When I started thinking this blog, the first problem was the name. Naming is not easy because the name determines and predetermines the content of what we name. Finally, I chose Pensando la LIJ (Thinking about children’s and young people’s literature), because I want to deal with this literature that is read by children and young people. In Spanish, LIJ is already a brand name, a tag. We can’t say “children’s literature” without say “and young people’s literature” but, in the most of times, that construction lead us to loose the literary sense of literature that is read by children and young people.
We say, we listen, we read and we write the word “literature” with the conviction that in its five syllables we have a writer’s quality and adult reader maturity.

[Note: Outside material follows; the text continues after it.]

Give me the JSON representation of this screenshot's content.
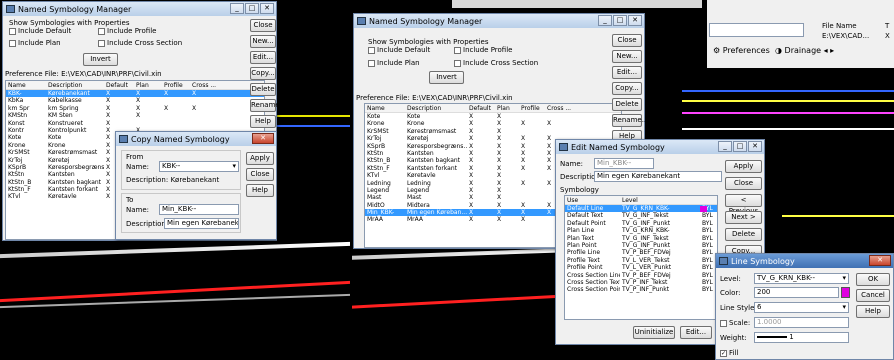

But we say, we listen, we read and we write “children’s literature” and, automatically, we reduce our expectations. We don’t even have to talk about “young people’s literature” relegated to the last level of literacy, where we just find dust particles of quality.
Andruetto points out that by labelling literature, people “assume themes, styles and strategies, and overall, destination and predetermination of roles that books should play. Children’s literature is supposed to be innocent, easy going, adaptable, able to be fun, to play, to teach and overall, not to cause discomfort and not being awkward. Thus we have very little presence of other aspects and when they are present they appear as must be and with a suspicious scholar curriculum contents.”
Unfortunately, a lot of children’s literature’s ‘writers’ build stories with this misunderstood innocence –that generates ingenuous stories- and make up a social values runway –because children’s literature must teach something.
It’s necessary to concentrate our efforts on a literature without adjectives, or at least, on a literature that even when completes its name using children and young people, stops dealing with a “minor” literature stigma.
Therefore, we need writers that conceive children and young people as the human beings they are and not as malleable subjects succumbing to nice words, naïf-lighting and glowing illustrations.
We need authors concerned with the issues that matter to us –both children and adults- and authors that act like real artists to treat reader children with an aesthetic proposal that appeals both sensitive and intellectual aspects of the reader.
And overall, we need reading mediators capable to recognize childish literature –that that underestimate children because apparently they lack of sufficient intelligence, emotionality, aesthetic sense- over real literature, plenty of sense that allows us –both children and adults- to know (us), discover (us) and understand (us).